Consent in Body Contact Game Is a Defence in Law of Torts [Common Law]
Consent is a defence in body contact games
We can define consent as willingness or voluntarily agree to a given situation. In a body contact sport or game, the players themselves because of implied consent to ordinary conduct that game or sport under the rules and regulations that governs that particular game or sport. A sports participant does not consent to force which could not reasonably be expected to happen in the course of the game¹.
However, if any event that may eventuate beyond the guiding rules and regulations of the particular game or sport, then the offence may be liable in respect of the laws within that jurisdiction. We can confirm and have clear view that consent is a defence in tort as presented above, by the following case laws and commentaries.
In the case of R v Billinghurst [1978] Crim.LR 553, there was game of rugby and in the course of playing the plaintiff, who did not have the ball at the time, was deliberately punched in the face by an opponent.
The court held that there was battery. Even though players are deemed to consent to force “of a kind which could reasonably expected to happen during a game” this does not include foul play that goes beyond what a reasonable participant would expect. Similarly, in the case of Condon v Basi*, the plaintiff suffered a broken leg as the result of foul tackle in the course of a game of football.
It was held that consent to reasonable contact is consented only to non-negligence behaviour and the defendant was found liable in negligence in line with above two case laws, here another case of Watson v British boxing Board of control, it was held that although, a boxer consented to injury caused by his opponent in the boxing ring, he does not consent to injury resulting from inadequate safety arrangements by the sport’s governing body after being hit.
In a fight, the participants who voluntarily involved themselves are taken to have consented to the trespass of battery but in other case where an unreasonable force is applied on unfair grounds like in the case of Hane v Hollowayͯ, the plaintiff, a tired gardener aged 64, came back from the pub one night and provoked an argument by calling the defendant’s wife “a monkey in tart”. The 23 year-old defendant struck the plaintiff a violent blow in the eye and inflicted a wound that needed 19 stiches.
The court held that there is no action as battery available to those who take part in fights especially “an ordinary fight with fists” because they would be taken to have consented to the battery. However, consent did not apply in this case because the plaintiff’s conduct was trivial and the defendant gave a ‘savage blow out of all proportion to the occasion.
Another area of consent is defence is in medical treatments given by the medical officers; there medical treatment involving the direct application of force administered without the patient’s consent, or giving treatment different from that, for which consent has given, constitutes a battery.
We can see from the case of Chatterton v Gersonº, where the plaintiff was suffering from severe pain caused by a trapped nerve from which the defendant, a specialist in the treatment of chronic intractable pain, gave her spinal injections. This helped the pain for a while but it rendered her right leg numb. She claimed trespass on the grounds that her consent to the injection was invalid as she had not been warned of the risk or informed of the potential consequences. It was held that the defendant was not liable in trespass .where patient is informed in broad terms of the nature of the procedure and consent is obtained failure to disclose the associated risks does not invalidate the consent.
In contact sport if and only when an act done beyond the governing rules and regulations of the particular game or sport .Though the consent is implied given in a game or sport by the participant to a limited extend of the rules and regulations that governs that particular game or sport. Subsequently, if any event outside these set rules and regulations would lead to trespass against person, as we can see from the above authorities mentioned above.

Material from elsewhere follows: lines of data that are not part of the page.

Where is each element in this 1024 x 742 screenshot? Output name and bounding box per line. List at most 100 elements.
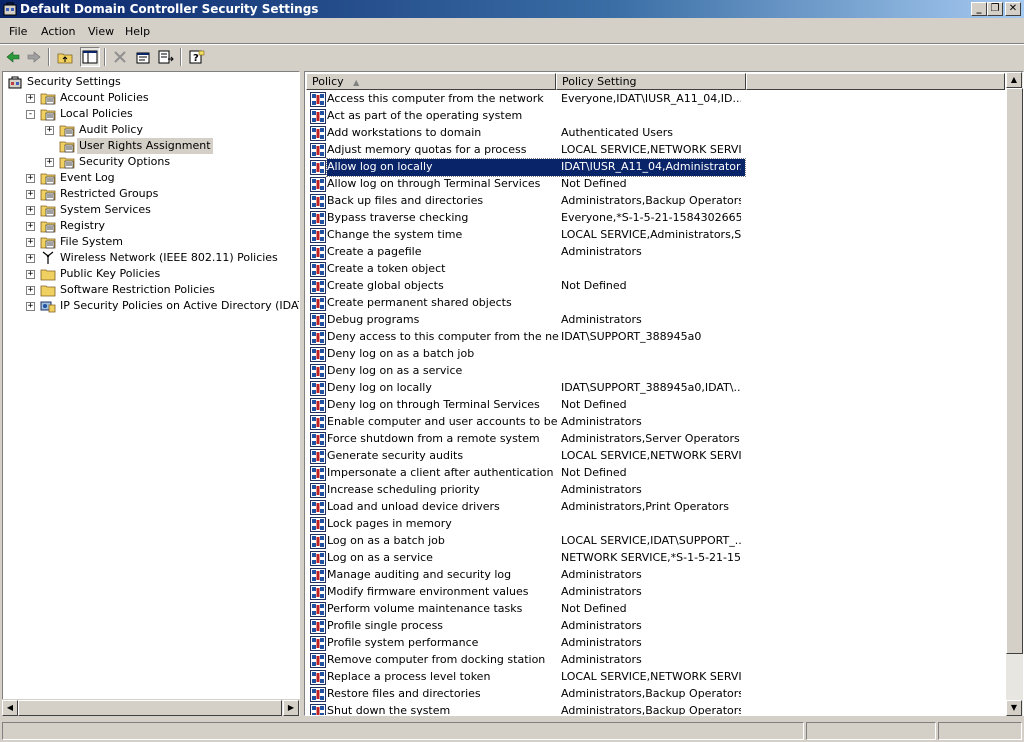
table-row[interactable]: Lock pages in memory	[307, 516, 1007, 533]
scroll-up-button[interactable]: ▲	[1006, 72, 1022, 88]
table-row[interactable]: Change the system time LOCAL SERVICE,Admi…	[307, 227, 1007, 244]
table-row[interactable]: Replace a process level token LOCAL SERVI…	[307, 669, 1007, 686]
table-row[interactable]: Act as part of the operating system	[307, 108, 1007, 125]
collapse-icon[interactable]: -	[26, 110, 35, 119]
expand-icon[interactable]: +	[45, 126, 54, 135]
help-button[interactable]: ?	[187, 47, 207, 67]
back-button[interactable]	[3, 47, 23, 67]
table-row[interactable]: Shut down the system Administrators,Backu…	[307, 703, 1007, 715]
policy-setting: Administrators	[561, 245, 642, 258]
expand-icon[interactable]: +	[26, 222, 35, 231]
column-header-policy-setting[interactable]: Policy Setting	[556, 73, 746, 90]
table-row[interactable]: Deny log on locally IDAT\SUPPORT_388945a0…	[307, 380, 1007, 397]
table-row-selected[interactable]: Allow log on locally IDAT\IUSR_A11_04,Adm…	[307, 158, 1007, 177]
expand-icon[interactable]: +	[26, 238, 35, 247]
table-row[interactable]: Restore files and directories Administrat…	[307, 686, 1007, 703]
scroll-thumb[interactable]	[18, 700, 282, 716]
toolbar-separator	[48, 48, 50, 66]
policy-name: Profile single process	[327, 619, 444, 632]
tree-node-label: Registry	[60, 219, 106, 232]
forward-button[interactable]	[24, 47, 44, 67]
scroll-down-button[interactable]: ▼	[1006, 700, 1022, 716]
tree-node-file-system[interactable]: + File System	[3, 234, 299, 250]
table-row[interactable]: Create a pagefile Administrators	[307, 244, 1007, 261]
table-row[interactable]: Allow log on through Terminal Services No…	[307, 176, 1007, 193]
expand-icon[interactable]: +	[26, 270, 35, 279]
table-row[interactable]: Create a token object	[307, 261, 1007, 278]
table-row[interactable]: Remove computer from docking station Admi…	[307, 652, 1007, 669]
tree-node-public-key-policies[interactable]: + Public Key Policies	[3, 266, 299, 282]
scroll-right-button[interactable]: ▶	[283, 700, 299, 716]
tree-node-ip-security-policies-on-active-directory-idat-msft[interactable]: + IP Security Policies on Active Director…	[3, 298, 299, 314]
tree-node-system-services[interactable]: + System Services	[3, 202, 299, 218]
policy-setting: LOCAL SERVICE,NETWORK SERVICE	[561, 449, 741, 462]
minimize-button[interactable]: _	[971, 2, 987, 16]
table-row[interactable]: Profile single process Administrators	[307, 618, 1007, 635]
table-row[interactable]: Debug programs Administrators	[307, 312, 1007, 329]
table-row[interactable]: Modify firmware environment values Admini…	[307, 584, 1007, 601]
show-hide-console-tree-button[interactable]	[80, 47, 100, 67]
title-bar[interactable]: Default Domain Controller Security Setti…	[0, 0, 1024, 18]
table-row[interactable]: Log on as a batch job LOCAL SERVICE,IDAT\…	[307, 533, 1007, 550]
table-row[interactable]: Deny log on as a service	[307, 363, 1007, 380]
table-row[interactable]: Back up files and directories Administrat…	[307, 193, 1007, 210]
table-row[interactable]: Deny log on as a batch job	[307, 346, 1007, 363]
table-row[interactable]: Perform volume maintenance tasks Not Defi…	[307, 601, 1007, 618]
menu-view[interactable]: View	[88, 25, 114, 38]
expand-icon[interactable]: +	[26, 206, 35, 215]
menu-file[interactable]: File	[9, 25, 27, 38]
table-row[interactable]: Load and unload device drivers Administra…	[307, 499, 1007, 516]
table-row[interactable]: Impersonate a client after authenticatio…	[307, 465, 1007, 482]
close-button[interactable]: ✕	[1005, 2, 1021, 16]
tree-node-wireless-network-ieee-802-11-policies[interactable]: + Wireless Network (IEEE 802.11) Policies	[3, 250, 299, 266]
table-row[interactable]: Adjust memory quotas for a process LOCAL …	[307, 142, 1007, 159]
tree-node-audit-policy[interactable]: + Audit Policy	[3, 122, 299, 138]
expand-icon[interactable]: +	[26, 174, 35, 183]
delete-button[interactable]	[110, 47, 130, 67]
policy-setting: Administrators	[561, 415, 642, 428]
table-row[interactable]: Manage auditing and security log Administ…	[307, 567, 1007, 584]
expand-icon[interactable]: +	[26, 254, 35, 263]
tree-node-user-rights-assignment[interactable]: User Rights Assignment	[3, 138, 299, 154]
up-one-level-button[interactable]	[55, 47, 75, 67]
table-row[interactable]: Log on as a service NETWORK SERVICE,*S-1-…	[307, 550, 1007, 567]
policy-list[interactable]: Policy ▲ Policy Setting Access this comp…	[304, 71, 1024, 716]
tree-horizontal-scrollbar[interactable]: ◀ ▶	[2, 699, 300, 716]
table-row[interactable]: Profile system performance Administrators	[307, 635, 1007, 652]
tree-node-software-restriction-policies[interactable]: + Software Restriction Policies	[3, 282, 299, 298]
tree-node-security-options[interactable]: + Security Options	[3, 154, 299, 170]
table-row[interactable]: Enable computer and user accounts to be …	[307, 414, 1007, 431]
table-row[interactable]: Bypass traverse checking Everyone,*S-1-5-…	[307, 210, 1007, 227]
table-row[interactable]: Generate security audits LOCAL SERVICE,NE…	[307, 448, 1007, 465]
expand-icon[interactable]: +	[26, 286, 35, 295]
table-row[interactable]: Increase scheduling priority Administrato…	[307, 482, 1007, 499]
expand-icon[interactable]: +	[26, 302, 35, 311]
menu-action[interactable]: Action	[41, 25, 75, 38]
list-vertical-scrollbar[interactable]: ▲ ▼	[1006, 72, 1023, 716]
table-row[interactable]: Create global objects Not Defined	[307, 278, 1007, 295]
policy-setting: Everyone,*S-1-5-21-1584302665-...	[561, 211, 741, 224]
scroll-left-button[interactable]: ◀	[2, 700, 18, 716]
menu-help[interactable]: Help	[125, 25, 150, 38]
table-row[interactable]: Deny access to this computer from the ne…	[307, 329, 1007, 346]
table-row[interactable]: Add workstations to domain Authenticated …	[307, 125, 1007, 142]
tree-node-registry[interactable]: + Registry	[3, 218, 299, 234]
expand-icon[interactable]: +	[26, 94, 35, 103]
tree-node-security-settings[interactable]: Security Settings	[3, 74, 299, 90]
table-row[interactable]: Access this computer from the network Eve…	[307, 91, 1007, 108]
expand-icon[interactable]: +	[26, 190, 35, 199]
tree-node-local-policies[interactable]: - Local Policies	[3, 106, 299, 122]
table-row[interactable]: Create permanent shared objects	[307, 295, 1007, 312]
restore-button[interactable]: ❐	[987, 2, 1003, 16]
console-tree[interactable]: Security Settings + Account Policies - Local…	[2, 71, 300, 716]
tree-node-restricted-groups[interactable]: + Restricted Groups	[3, 186, 299, 202]
tree-node-event-log[interactable]: + Event Log	[3, 170, 299, 186]
table-row[interactable]: Deny log on through Terminal Services Not…	[307, 397, 1007, 414]
export-list-button[interactable]	[156, 47, 176, 67]
column-header-policy[interactable]: Policy ▲	[306, 73, 556, 90]
properties-button[interactable]	[133, 47, 153, 67]
expand-icon[interactable]: +	[45, 158, 54, 167]
scroll-thumb[interactable]	[1006, 88, 1023, 654]
tree-node-account-policies[interactable]: + Account Policies	[3, 90, 299, 106]
table-row[interactable]: Force shutdown from a remote system Admin…	[307, 431, 1007, 448]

As for participants who physical fight are who voluntarily involved themselves are taken to have consented to the trespass of battery but in other case where an unreasonable force is applied on unfair grounds. As in the case of Hane v Holloway, it was an unfair blow from the defendant so the defendant was liable for battery.
On the medical treatments, if any mistreatment or any act of trespass can only be on negligence of the medical officer rather than trespass patient since the patient is informed in broad terms of the nature of the procedure and consent is obtained failure to disclose the associated risks does invalidate the consent as held the case of Chatterton v Gerson.

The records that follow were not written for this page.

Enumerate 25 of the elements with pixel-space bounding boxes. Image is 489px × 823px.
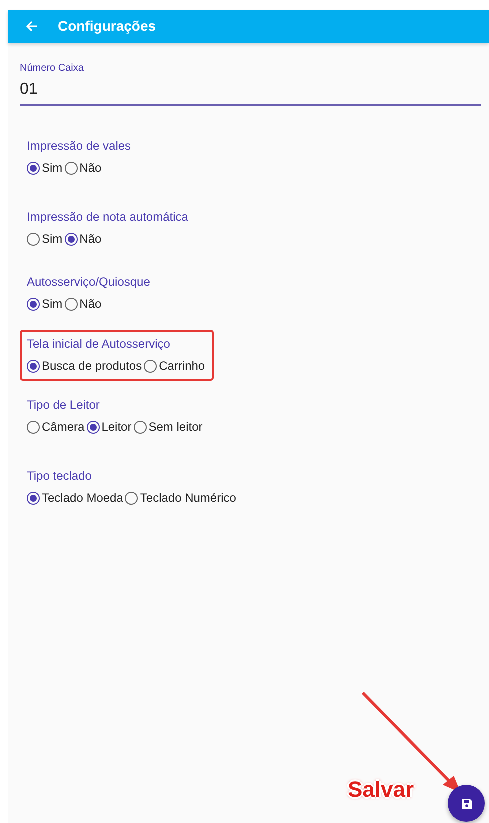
- radio-option[interactable]: Sem leitor: [134, 418, 205, 436]
- radio-option[interactable]: Busca de produtos: [27, 357, 144, 375]
- radio-option[interactable]: Câmera: [27, 418, 87, 436]
- radio-option[interactable]: Sim: [27, 295, 65, 313]
- radio-option[interactable]: Teclado Numérico: [125, 489, 238, 507]
- group-title: Impressão de nota automática: [27, 209, 188, 226]
- group-title: Tela inicial de Autosserviço: [27, 336, 172, 353]
- group-title: Tipo de Leitor: [27, 397, 101, 414]
- save-button[interactable]: [448, 785, 485, 822]
- radio-option[interactable]: Não: [64, 159, 104, 177]
- radio-option[interactable]: Leitor: [86, 418, 134, 436]
- radio-option[interactable]: Teclado Moeda: [27, 489, 126, 507]
- radio-option[interactable]: Carrinho: [144, 357, 208, 375]
- radio-option[interactable]: Sim: [27, 230, 65, 248]
- callout-text: Salvar: [348, 779, 414, 801]
- radio-option[interactable]: Não: [64, 230, 104, 248]
- back-arrow-icon: [26, 21, 38, 32]
- radio-option[interactable]: Sim: [27, 159, 65, 177]
- group-title: Tipo teclado: [27, 468, 93, 485]
- field-label: Número Caixa: [20, 62, 85, 76]
- input-field[interactable]: 01: [20, 76, 481, 106]
- group-title: Autosserviço/Quiosque: [27, 274, 150, 291]
- group-title: Impressão de vales: [27, 138, 132, 155]
- radio-option[interactable]: Não: [64, 295, 104, 313]
- screen-title: Configurações: [58, 17, 156, 36]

Therefore, though generally, in a contact sports consent is implied to but a defence is available if there an act is outside the rules and regulations that governs that particular game or sport that amount to battery so we can state the consent is a defence in contact sports in exceptional case like the ones we have discussed in this assignment.
Secondly, persons who participate in a confronting fight voluntarily implied consented to but exceptional case like that of Hane v Halloway, consent is also a defence to trespass to person.
As on the grounds of consent as a defence in medical treatment, the patient has voluntarily implied to consent but defence can be obtained if consequences as a result of the negligence of the particular medical officer or any person or authority that are involve in that particular event.